La Sologne, le Quercy, les Cévennes, le Lubéron, la côte Atlantique, la côte méditerranéenne... Les frontières de l’Hexagone sont devenues trop exiguës au goût des amateurs de résidences secondaires. Dans cette quête d’un ailleurs plus lointain, plus exotique, le Maroc est devenu une destination privilégiée. Au-delà de Marrakech, où les « people » et autres jet-setteurs se sont livrés à une véritable OPA sur les riads au détriment de la population locale, nombre de régions marocaines sont saisies d’une fièvre immobilière. Ça construit, ça bétonne, notamment à proximité des côtes et aussi à la périphérie des grandes villes : Agadir, Tanger, Casablanca, Fès.
Près de la capitale, Rabat, 13 kilomètres de côtes sont en train d’être aménagés. Des villes nouvelles sont édifiées, comme Tamesna, près de Rabat, ou Tamansrout, à la périphérie de Marrakech. Partout fleurissent aussi des projets résidentiels pour répondre à l’afflux d’acheteurs en provenance d’Europe et notamment de France. Ce marché est lucratif et les promoteurs viennent désormais démarcher les clients potentiels dans l’Hexagone en organisant tous les ans, à Paris, un « salon de l’immobilier marocain en Europe » .
La quatrième édition du genre s’est tenue ce week-end au Parc floral, à proximité du bois de Vincennes, dans un hall de 12 000 m2. Des pancartes vantent « le Maroc, pays de l’hospitalité et de la douceur de vivre » au milieu d’une succession de stands de promoteurs qui vendent des programmes immobiliers neufs. Maquettes, photos de villas somptueuses avec piscines entourées de palmiers, de plans d’eau, et même de terrains de golf pour les programmes très haut de gamme. Dans un des stands, des appartements sont mis en vente dans la « résidence Marina Beach pieds dans l’eau » également dénommée « La Siesta », histoire d’en rajouter sur le cliché « Maroc, pays du soleil et du farniente ».
Vie entre soi
Située à 20 km de Casablanca, La Siesta est constituée de petits immeubles de trois étages, donnant sur « deux piscines spacieuses » . Il s’agit d’une résidence sécurisée, c’est-à-dire clôturée et dotée d’une « vidéo surveillance » pour garantir aux acheteurs une vie entre soi à l’abri d’éventuelles incursions extérieures. Pour l’agrément, le promoteur annonce pêle-mêle « climatisation, fitness, hammam, jardins andalous » . Prix de l’appartement de 70 m2 : de 120 000 à 150 000 euros.

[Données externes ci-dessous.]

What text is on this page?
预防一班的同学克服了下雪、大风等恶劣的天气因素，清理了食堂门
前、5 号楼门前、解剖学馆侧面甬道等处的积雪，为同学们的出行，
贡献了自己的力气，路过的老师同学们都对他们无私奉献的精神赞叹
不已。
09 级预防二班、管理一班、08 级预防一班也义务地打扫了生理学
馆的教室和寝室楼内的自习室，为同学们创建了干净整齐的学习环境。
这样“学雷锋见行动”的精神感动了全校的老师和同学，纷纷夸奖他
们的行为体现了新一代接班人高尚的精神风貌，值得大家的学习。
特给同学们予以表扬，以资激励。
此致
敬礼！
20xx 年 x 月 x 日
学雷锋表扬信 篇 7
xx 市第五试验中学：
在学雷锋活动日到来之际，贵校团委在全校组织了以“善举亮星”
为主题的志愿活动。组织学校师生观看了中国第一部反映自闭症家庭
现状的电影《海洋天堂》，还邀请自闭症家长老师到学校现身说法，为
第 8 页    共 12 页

Des programmes de ce type, on en trouve aussi à Tanger, où un promoteur espagnol construit la résidence Atlantic Magna. Prix des appartements de 120 m2 : 300 000 euros. Des tarifs finalement pas très éloignés des prix immobiliers européens, mais encore à la portée des budgets de la classe moyenne qui rêve de se faire une place au soleil. Sur un des stands, une affiche détourne à des fins mercantiles le slogan des mal-logés : « le droit au logement » devient « le droit au bonheur » .
Pour le bonheur des Européens très aisés, les promoteurs édifient des domaines de plusieurs centaines d’hectares évidemment clôturés et gardés où l’on promet « un style pur mauresque allié à un confort occidental » . Vastes villas avec piscines et jardins de 2 000 à 5 000 m2 bordant des terrains de golf. Les prix des maisons oscillent souvent entre 500 000 et un million d’euros.
Enclaves de nababs
A mi-chemin entre Casablanca et Rabat, on construit le Bahia Golf Beach, une opération sur 531 hectares au bord de l’océan Atlantique, « dont 250 hectares de golf et d’espaces verts » . Il faut beaucoup d’eau pour le green ? Qu’a cela ne tienne. « On a monté une usine à dessaler l’eau de mer pour arroser » affirme le promoteur. Une opération analogue, « le Samanah Country Club » , est en cours de construction à 14 km de Marrakech. Là, le promoteur a obtenu l’autorisation de puiser l’eau dans un canal qui jouxte son programme. Des enclaves de nababs dans un pays où une grande partie de la population ne dispose pas de l’eau courante.
Au total, tous profils confondus, combien de Français achètent au Maroc chaque année ? « Nous ne disposons pas de statistiques à l’échelle du pays » , répond Amin Fayçal Benjelloun, président de la chambre des notaires. Mais d’après des sources consulaires, « plus de dix mille Français se seraient installés dans la seule région de Marrakech » au cours du seul premier semestre 2006. Parmi eux, beaucoup de retraités, attirés par le soleil et un coût de la vie nettement moins cher. Sans oublier une fiscalité sur mesure : impôt sur le revenu indolore, et exonération totale des droits de succession sur les biens immobiliers.